1946 Massachusetts Treasurer and Receiver-General Election
| Party |  | Candidate | Votes | % | ±% |
|  | Republican | Laurence Curtis | 867,961 | 52.94% |
|  | Democratic | John E. Hurley (incumbent) | 753,890 | 45.89% |  |
|  | Socialist Labor | Lawrence Gilfedder | 12,767 | 0.78% |  |
|  | Prohibition | Charles H. Vaughn | 4,974 | 0.30% |  |
|  | Write-in | All others | 2 | 0.00% |  |
| Total votes |  |  | 1,639,594 | 100.00% |  |

==Auditor==
Incumbent Democratic Auditor Thomas J. Buckley ran for re-election to a fourth term in office. He was re-elected narrowly over Republican Russell A. Wood.

The Prohibition Party nominated Robert A. Simmons, and the Socialist Labor Party nominated Pearl A. Votano.

===Republican primary===
====Candidates====
- Wallace E. Stearns, resident of the Back Bay and member of the Young Republicans
- Russell A. Wood, former Auditor and State Representative

====Results====

1946 Massachusetts Auditor Republican Primary
| Party |  | Candidate | Votes | % |
|---|---|---|---|---|
|  | Republican | Russell A. Wood | 123,197 | 71.11% |
|  | Republican | Wallace E. Stearns | 50,035 | 28.89% |
|  | Write-in | All others | 1 | 0.00% |

===General election===

1946 Massachusetts Auditor General Election
| Party |  | Candidate | Votes | % | ±% |
|  | Democratic | Thomas J. Buckley (incumbent) | 808,654 | 49.76% |  |
|  | Republican | Russell A. Wood | 796,980 | 49.04% |  |
|  | Socialist Labor | Pearl A. Votano | 14,491 | 0.89% |  |
|  | Prohibition | Robert A. Simmons | 5,041 | 0.31% |  |
|  | Write-in | All others | 1 | 0.00% |  |
| Total votes |  |  | 1,625,167 | 100.00% |

== United States Senate ==

Incumbent Democratic Senator David I. Walsh ran for re-election to a fourth term. He was defeated by former Senator Henry Cabot Lodge Jr., who had resigned from Massachusetts's other Senate seat in order to serve in World War II.

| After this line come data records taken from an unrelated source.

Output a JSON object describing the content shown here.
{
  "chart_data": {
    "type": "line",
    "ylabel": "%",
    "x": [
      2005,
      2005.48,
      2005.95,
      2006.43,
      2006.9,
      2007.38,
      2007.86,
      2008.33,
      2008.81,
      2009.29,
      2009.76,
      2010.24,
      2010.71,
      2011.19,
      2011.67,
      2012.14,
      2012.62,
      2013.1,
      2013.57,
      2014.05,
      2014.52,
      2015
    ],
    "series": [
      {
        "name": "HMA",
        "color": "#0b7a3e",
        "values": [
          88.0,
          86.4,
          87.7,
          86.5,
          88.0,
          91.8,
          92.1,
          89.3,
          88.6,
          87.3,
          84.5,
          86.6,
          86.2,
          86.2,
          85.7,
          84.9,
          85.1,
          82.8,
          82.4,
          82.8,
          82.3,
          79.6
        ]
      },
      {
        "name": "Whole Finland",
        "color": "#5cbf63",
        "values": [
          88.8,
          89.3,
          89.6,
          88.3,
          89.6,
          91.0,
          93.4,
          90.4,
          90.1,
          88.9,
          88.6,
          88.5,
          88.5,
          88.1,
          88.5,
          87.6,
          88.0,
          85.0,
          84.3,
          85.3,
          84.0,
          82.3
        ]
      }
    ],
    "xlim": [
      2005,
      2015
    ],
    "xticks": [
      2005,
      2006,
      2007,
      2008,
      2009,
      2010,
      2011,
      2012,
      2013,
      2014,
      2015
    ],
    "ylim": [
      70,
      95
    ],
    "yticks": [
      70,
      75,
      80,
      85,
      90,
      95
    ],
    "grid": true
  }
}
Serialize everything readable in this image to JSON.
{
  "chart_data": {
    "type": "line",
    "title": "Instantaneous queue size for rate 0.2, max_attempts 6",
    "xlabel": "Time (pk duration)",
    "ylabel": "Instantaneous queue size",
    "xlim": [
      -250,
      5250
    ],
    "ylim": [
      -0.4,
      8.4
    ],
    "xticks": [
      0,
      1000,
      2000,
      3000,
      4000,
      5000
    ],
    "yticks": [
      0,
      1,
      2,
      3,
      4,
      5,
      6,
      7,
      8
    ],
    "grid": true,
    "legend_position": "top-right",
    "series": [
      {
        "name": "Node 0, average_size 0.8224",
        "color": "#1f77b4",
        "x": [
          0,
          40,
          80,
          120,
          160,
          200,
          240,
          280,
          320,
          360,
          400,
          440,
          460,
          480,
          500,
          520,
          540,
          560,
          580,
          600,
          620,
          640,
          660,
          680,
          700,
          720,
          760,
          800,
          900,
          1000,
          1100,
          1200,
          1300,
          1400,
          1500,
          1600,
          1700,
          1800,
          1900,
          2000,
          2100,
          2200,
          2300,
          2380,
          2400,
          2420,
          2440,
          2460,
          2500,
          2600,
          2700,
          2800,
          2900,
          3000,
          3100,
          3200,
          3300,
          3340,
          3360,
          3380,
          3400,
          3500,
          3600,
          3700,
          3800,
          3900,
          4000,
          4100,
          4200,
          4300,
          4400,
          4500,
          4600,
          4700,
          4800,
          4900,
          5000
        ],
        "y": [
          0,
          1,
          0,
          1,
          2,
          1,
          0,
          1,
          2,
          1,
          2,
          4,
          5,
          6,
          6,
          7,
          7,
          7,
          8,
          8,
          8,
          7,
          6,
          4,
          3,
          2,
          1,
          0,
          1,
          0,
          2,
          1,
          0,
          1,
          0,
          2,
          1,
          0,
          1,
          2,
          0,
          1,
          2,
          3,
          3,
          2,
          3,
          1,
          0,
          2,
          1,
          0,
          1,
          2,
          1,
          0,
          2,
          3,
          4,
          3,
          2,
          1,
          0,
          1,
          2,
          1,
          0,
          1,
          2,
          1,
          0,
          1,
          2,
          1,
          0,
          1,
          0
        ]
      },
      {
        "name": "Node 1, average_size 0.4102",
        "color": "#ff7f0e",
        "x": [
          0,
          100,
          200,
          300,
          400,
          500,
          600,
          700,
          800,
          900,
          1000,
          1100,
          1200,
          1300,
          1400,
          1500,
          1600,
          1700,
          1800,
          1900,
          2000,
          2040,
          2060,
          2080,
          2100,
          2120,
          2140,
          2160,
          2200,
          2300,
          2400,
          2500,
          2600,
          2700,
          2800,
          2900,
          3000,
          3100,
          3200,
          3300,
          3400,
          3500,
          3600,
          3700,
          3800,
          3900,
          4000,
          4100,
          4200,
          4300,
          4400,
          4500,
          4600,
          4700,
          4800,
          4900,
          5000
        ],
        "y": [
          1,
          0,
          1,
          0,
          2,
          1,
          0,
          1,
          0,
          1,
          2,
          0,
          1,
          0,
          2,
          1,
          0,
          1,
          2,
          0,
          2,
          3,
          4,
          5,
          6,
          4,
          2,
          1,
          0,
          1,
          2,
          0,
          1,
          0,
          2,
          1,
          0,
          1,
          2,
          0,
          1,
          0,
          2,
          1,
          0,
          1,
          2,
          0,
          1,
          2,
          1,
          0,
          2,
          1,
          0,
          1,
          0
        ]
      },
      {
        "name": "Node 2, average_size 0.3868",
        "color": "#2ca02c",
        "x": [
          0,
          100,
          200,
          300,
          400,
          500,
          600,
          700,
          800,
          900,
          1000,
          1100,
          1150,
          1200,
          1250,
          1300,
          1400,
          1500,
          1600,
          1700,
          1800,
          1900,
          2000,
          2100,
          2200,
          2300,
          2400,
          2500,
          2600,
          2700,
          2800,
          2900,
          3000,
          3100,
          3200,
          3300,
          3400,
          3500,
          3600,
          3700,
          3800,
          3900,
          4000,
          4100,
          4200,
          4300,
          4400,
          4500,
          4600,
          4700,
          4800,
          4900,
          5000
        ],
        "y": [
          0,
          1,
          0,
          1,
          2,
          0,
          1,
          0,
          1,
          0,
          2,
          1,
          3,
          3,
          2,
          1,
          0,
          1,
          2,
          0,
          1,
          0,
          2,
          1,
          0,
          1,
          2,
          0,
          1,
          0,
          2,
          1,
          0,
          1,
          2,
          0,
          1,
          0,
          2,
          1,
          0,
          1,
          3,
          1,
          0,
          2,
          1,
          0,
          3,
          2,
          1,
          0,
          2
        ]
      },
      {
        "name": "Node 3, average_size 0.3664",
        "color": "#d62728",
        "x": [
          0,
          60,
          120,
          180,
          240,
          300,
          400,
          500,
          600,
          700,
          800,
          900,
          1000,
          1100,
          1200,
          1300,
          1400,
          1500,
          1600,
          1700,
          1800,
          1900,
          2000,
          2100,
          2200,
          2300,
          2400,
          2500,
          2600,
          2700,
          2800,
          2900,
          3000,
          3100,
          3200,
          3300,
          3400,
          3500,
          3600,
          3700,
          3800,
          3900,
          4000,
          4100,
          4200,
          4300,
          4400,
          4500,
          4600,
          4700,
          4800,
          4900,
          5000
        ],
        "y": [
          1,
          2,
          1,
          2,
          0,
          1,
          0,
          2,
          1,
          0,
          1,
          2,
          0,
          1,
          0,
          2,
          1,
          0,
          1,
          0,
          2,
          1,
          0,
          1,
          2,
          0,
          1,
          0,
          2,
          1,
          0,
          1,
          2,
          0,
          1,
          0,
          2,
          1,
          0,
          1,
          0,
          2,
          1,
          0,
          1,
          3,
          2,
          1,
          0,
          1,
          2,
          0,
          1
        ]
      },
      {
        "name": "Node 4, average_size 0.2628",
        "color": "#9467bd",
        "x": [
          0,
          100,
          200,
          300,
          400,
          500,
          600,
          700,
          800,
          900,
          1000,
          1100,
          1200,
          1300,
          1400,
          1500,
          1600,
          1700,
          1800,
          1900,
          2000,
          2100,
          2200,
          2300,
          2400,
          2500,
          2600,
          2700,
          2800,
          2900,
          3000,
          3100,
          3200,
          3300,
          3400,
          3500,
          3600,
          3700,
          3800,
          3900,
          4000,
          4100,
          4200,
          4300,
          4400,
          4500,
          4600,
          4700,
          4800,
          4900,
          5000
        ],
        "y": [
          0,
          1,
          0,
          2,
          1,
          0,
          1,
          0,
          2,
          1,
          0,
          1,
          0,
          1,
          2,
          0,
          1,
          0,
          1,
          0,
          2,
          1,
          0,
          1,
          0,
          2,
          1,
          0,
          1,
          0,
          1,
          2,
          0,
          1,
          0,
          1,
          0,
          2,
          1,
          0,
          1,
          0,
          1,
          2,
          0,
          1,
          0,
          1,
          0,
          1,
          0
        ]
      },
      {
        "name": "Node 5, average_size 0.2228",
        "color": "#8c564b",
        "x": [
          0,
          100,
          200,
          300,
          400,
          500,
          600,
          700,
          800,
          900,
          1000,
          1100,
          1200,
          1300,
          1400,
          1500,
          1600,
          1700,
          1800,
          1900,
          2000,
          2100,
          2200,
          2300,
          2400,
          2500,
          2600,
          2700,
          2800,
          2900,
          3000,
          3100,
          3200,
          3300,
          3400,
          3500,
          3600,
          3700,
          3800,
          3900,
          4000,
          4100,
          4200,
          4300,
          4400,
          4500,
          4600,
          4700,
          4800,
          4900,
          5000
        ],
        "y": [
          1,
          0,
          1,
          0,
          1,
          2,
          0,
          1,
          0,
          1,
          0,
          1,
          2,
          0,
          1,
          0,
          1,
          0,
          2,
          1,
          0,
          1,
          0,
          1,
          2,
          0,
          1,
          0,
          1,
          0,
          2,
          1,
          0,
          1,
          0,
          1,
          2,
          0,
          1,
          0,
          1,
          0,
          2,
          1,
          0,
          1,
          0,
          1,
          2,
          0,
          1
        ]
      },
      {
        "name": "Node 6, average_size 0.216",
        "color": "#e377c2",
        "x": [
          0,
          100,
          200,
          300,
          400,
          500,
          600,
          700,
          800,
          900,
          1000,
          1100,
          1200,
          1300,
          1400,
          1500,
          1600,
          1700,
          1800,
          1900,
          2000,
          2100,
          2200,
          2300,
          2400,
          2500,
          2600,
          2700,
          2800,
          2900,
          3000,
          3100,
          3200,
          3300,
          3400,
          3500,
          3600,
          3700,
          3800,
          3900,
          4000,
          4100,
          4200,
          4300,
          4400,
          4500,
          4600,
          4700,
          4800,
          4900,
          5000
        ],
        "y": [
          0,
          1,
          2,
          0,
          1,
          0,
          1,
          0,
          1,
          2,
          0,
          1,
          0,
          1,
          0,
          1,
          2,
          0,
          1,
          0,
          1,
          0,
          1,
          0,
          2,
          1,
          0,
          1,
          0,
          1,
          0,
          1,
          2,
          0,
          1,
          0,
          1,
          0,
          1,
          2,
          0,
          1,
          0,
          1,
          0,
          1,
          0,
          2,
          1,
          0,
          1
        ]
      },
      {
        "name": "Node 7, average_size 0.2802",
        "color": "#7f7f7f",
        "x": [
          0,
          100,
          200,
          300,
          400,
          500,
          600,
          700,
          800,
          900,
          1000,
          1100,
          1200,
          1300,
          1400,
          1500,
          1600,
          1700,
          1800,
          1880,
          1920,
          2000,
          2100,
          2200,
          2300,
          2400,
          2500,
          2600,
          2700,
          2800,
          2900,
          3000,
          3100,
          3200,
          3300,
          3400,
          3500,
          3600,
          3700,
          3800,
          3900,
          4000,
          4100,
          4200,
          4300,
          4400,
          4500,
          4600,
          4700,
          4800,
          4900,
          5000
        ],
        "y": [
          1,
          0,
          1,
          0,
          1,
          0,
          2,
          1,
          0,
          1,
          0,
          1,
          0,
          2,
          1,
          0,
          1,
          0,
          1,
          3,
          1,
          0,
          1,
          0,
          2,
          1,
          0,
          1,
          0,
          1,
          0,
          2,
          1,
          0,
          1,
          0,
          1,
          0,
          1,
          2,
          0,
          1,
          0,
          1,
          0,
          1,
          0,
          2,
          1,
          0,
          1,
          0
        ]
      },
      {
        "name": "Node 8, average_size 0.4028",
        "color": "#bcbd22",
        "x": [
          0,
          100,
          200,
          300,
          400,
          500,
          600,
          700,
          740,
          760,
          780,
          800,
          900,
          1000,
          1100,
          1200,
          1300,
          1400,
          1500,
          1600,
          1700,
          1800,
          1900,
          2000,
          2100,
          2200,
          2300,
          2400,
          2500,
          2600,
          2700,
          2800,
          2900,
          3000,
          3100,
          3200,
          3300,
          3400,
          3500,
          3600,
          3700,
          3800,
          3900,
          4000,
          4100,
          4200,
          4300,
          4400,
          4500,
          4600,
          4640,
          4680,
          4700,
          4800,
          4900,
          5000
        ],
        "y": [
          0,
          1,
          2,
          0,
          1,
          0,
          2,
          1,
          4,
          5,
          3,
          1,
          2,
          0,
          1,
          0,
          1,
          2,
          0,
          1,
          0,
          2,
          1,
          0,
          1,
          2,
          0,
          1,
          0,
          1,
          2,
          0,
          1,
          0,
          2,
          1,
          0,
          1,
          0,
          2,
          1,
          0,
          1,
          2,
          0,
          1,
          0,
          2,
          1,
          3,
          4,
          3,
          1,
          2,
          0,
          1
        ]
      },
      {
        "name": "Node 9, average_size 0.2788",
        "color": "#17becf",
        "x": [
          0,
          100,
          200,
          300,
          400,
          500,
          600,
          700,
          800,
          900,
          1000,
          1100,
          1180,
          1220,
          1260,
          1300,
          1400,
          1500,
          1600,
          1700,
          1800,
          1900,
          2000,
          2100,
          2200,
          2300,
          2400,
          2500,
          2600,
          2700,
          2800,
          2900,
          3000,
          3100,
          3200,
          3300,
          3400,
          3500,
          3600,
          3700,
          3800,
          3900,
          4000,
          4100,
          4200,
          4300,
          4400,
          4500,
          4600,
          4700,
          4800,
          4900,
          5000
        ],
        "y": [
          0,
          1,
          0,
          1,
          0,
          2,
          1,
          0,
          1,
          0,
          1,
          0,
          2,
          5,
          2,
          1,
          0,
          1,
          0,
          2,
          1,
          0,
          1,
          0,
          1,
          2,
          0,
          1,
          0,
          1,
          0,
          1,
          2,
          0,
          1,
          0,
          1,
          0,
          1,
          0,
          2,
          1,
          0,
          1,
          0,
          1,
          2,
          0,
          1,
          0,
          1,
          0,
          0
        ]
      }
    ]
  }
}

United States Senate election in Massachusetts, 1946
| Party |  | Candidate | Votes | % | ±% |
|---|---|---|---|---|---|
|  | Republican | Henry Cabot Lodge Jr. | 989,736 | 59.55 | +17.17 |
|  | Democratic | David I. Walsh (incumbent) | 660,200 | 39.72 | −15.92 |
|  | Socialist Labor | Henning A. Blomen | 9,221 | 0.56 | +0.35 |
|  | Prohibition | Mark R. Shaw | 2,898 | 0.17 | −0.32 |
| Total votes |  |  | 1,662,055 | 100.00% |  |

==United States House of Representatives==

All of Massachusetts' fourteen seats in the United States House of Representatives were up for election in 1946.

Nine seats were won by Republican Party candidates.

Twelve seats were won by candidates seeking re-election. The 4th District seat (based in Worcester) was won by Democrat Harold Donohue, defeating incumbent Republican Pehr Holmes. The 11th District seat (based in Boston and Cambridge) was won by John F. Kennedy after incumbent James Michael Curley vacated the seat to become Mayor of Boston.